In this section of the series Data Analytics in Python, we will go through Pivot Tables in Pandas which is a handy technique for exploring data from different dimensions and extracting insights from Data. Pivoting is one of the main techniques used in Business Intelligence Solutions and Data Science for slicing and Dicing the data.
Lets consider initial sales data of the 5 Regions for the years 2016, 2017 and 2018.

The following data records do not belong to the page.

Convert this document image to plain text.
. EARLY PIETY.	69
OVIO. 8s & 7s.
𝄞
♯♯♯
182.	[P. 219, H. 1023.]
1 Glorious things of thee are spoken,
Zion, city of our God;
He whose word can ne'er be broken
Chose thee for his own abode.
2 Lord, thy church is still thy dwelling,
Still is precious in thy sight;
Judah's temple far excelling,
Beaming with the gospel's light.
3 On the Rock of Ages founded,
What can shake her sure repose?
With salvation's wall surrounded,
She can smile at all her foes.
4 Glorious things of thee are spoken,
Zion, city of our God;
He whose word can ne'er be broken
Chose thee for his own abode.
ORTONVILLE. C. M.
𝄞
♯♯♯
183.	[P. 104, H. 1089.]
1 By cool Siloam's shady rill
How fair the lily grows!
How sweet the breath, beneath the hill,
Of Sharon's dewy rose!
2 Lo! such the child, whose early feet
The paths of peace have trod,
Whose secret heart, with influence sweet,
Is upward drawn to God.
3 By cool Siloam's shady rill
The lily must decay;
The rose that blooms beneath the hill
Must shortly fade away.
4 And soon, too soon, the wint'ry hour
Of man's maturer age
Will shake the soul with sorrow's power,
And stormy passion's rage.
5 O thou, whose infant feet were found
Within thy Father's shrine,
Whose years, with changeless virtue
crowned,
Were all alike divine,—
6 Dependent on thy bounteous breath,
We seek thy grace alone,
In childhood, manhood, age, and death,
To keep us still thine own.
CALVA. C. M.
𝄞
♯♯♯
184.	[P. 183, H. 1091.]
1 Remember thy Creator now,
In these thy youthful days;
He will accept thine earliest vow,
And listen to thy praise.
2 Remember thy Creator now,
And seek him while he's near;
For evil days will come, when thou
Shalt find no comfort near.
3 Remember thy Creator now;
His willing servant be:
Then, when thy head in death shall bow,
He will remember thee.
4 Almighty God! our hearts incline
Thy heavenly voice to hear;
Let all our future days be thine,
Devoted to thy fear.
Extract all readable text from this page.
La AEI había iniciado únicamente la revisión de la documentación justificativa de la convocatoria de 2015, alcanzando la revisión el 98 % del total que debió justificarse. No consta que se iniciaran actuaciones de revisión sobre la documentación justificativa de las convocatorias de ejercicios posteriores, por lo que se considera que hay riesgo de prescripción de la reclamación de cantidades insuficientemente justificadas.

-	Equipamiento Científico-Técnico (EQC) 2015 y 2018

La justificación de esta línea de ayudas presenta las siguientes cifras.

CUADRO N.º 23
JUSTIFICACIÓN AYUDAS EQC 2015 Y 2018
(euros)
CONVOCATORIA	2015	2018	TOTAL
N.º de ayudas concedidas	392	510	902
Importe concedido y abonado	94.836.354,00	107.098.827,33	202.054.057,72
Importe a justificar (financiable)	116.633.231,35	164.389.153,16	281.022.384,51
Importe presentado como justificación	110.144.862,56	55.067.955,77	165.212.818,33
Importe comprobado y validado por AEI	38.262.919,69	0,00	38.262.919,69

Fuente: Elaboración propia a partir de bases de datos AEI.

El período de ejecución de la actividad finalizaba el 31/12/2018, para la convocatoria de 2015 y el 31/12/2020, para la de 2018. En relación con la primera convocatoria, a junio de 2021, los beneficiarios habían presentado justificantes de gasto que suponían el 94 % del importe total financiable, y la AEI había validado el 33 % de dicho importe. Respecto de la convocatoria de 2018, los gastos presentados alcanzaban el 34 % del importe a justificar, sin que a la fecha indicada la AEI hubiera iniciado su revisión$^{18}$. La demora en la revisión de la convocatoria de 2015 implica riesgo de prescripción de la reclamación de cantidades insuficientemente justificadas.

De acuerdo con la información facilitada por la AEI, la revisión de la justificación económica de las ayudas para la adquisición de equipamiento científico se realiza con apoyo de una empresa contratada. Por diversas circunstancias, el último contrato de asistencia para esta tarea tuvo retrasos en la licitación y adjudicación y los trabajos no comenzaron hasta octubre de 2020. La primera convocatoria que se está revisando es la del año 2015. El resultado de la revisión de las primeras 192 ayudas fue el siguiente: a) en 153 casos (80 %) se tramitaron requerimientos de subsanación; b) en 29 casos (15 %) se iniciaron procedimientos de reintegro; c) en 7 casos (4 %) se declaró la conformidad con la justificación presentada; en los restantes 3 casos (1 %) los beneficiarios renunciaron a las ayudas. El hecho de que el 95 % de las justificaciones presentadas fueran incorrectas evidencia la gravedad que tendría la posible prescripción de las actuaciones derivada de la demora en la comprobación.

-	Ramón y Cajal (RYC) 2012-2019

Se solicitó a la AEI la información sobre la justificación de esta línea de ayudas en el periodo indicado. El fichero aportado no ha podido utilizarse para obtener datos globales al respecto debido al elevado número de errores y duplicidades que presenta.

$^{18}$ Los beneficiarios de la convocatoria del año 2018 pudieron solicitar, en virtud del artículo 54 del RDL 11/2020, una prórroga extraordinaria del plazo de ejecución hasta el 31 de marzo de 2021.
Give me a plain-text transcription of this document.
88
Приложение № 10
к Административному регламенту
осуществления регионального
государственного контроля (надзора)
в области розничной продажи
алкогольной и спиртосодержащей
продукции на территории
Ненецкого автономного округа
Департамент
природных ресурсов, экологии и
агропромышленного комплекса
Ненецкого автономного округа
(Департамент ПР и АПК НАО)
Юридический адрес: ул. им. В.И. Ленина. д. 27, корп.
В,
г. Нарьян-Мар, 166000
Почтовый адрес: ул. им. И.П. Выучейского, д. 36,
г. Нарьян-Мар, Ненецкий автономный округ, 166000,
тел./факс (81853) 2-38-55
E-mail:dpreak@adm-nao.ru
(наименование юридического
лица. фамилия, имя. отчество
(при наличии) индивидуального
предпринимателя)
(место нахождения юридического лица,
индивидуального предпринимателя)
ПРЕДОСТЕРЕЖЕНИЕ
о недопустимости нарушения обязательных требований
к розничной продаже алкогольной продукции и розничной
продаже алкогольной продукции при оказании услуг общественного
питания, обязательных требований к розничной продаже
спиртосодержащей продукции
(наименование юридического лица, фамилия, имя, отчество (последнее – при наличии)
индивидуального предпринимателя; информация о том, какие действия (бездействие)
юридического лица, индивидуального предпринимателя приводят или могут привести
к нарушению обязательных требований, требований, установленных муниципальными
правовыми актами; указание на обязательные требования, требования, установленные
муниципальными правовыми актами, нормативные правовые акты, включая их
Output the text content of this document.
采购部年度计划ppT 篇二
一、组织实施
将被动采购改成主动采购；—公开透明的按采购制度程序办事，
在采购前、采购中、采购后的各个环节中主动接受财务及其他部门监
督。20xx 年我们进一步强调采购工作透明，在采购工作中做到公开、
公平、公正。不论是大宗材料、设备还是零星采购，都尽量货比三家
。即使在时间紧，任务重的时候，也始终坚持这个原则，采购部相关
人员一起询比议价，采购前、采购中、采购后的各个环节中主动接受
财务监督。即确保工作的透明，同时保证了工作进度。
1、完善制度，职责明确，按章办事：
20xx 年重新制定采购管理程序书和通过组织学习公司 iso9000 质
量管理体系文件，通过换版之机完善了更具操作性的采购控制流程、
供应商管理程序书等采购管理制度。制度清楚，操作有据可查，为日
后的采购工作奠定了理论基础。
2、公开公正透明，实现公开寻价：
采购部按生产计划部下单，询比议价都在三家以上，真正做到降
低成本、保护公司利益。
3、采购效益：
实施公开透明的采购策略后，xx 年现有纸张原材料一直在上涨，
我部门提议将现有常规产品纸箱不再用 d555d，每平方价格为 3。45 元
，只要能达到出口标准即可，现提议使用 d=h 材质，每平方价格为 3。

| Year | Central | East | North | South | West |
| 2016 | 300 | 150 | 500 | 325 | 200 |
| 2017 | 200 | 300 | 450 | 300 | 200 |
| 2018 | 250 | 225 | 150 | 375 | 150 |
Table 1: Initial Sales Data Table
Now consider that a report is needed to be generated where the Data Values of Years is to be shown as columns and generate a summary of each year accordingly something as follows:
| Year | 2016 | 2017 | 2018 |
| Central | 300 | 200 | 250 |
| East | 150 | 300 | 225 |
| North | 500 | 450 | 150 |
| South | 325 | 300 | 375 |
| West | 200 | 200 | 150 |
Table 2: Preview of the Desired Result
For generating the required output illustrated above, we will need to Pivot our data. Let’s dive in Python and first make a Pandas’ DataFrame out of the initial data presented in Table 1:
import pandas as pd
df = pd.DataFrame({'Year': ['2016','2017','2018'],
'North' : [500, 450, 150],
'East' : [150, 300, 225],
'South': [325, 300, 375],
'West': [200, 200, 150],
'Central':[300, 200, 250],})
>>> df
Central East North South West Year
0 300 150 500 325 200 2016
1 200 300 450 300 200 2017
2 250 225 150 375 150 2018
To generate the required output illustrated in Table 2, we will use Pandas DataFrame’s pivot_table:
>>> df.pivot_table(columns='Year')
Year 2016 2017 2018
Central 300 200 250
East 150 300 225
North 500 450 150
South 325 300 375
West 200 200 150
A more readable output of the above function is as follows:
| Year | 2016 | 2017 | 2018 |
| Central | 300 | 200 | 250 |
| East | 150 | 300 | 225 |
| North | 500 | 450 | 150 |
| South | 325 | 300 | 375 |
| West | 200 | 200 | 150 |
Table 3: Desired Result Generated with Pandas Pivot Table
In this way, we can change the dimensions of our data and generate different insights out of it.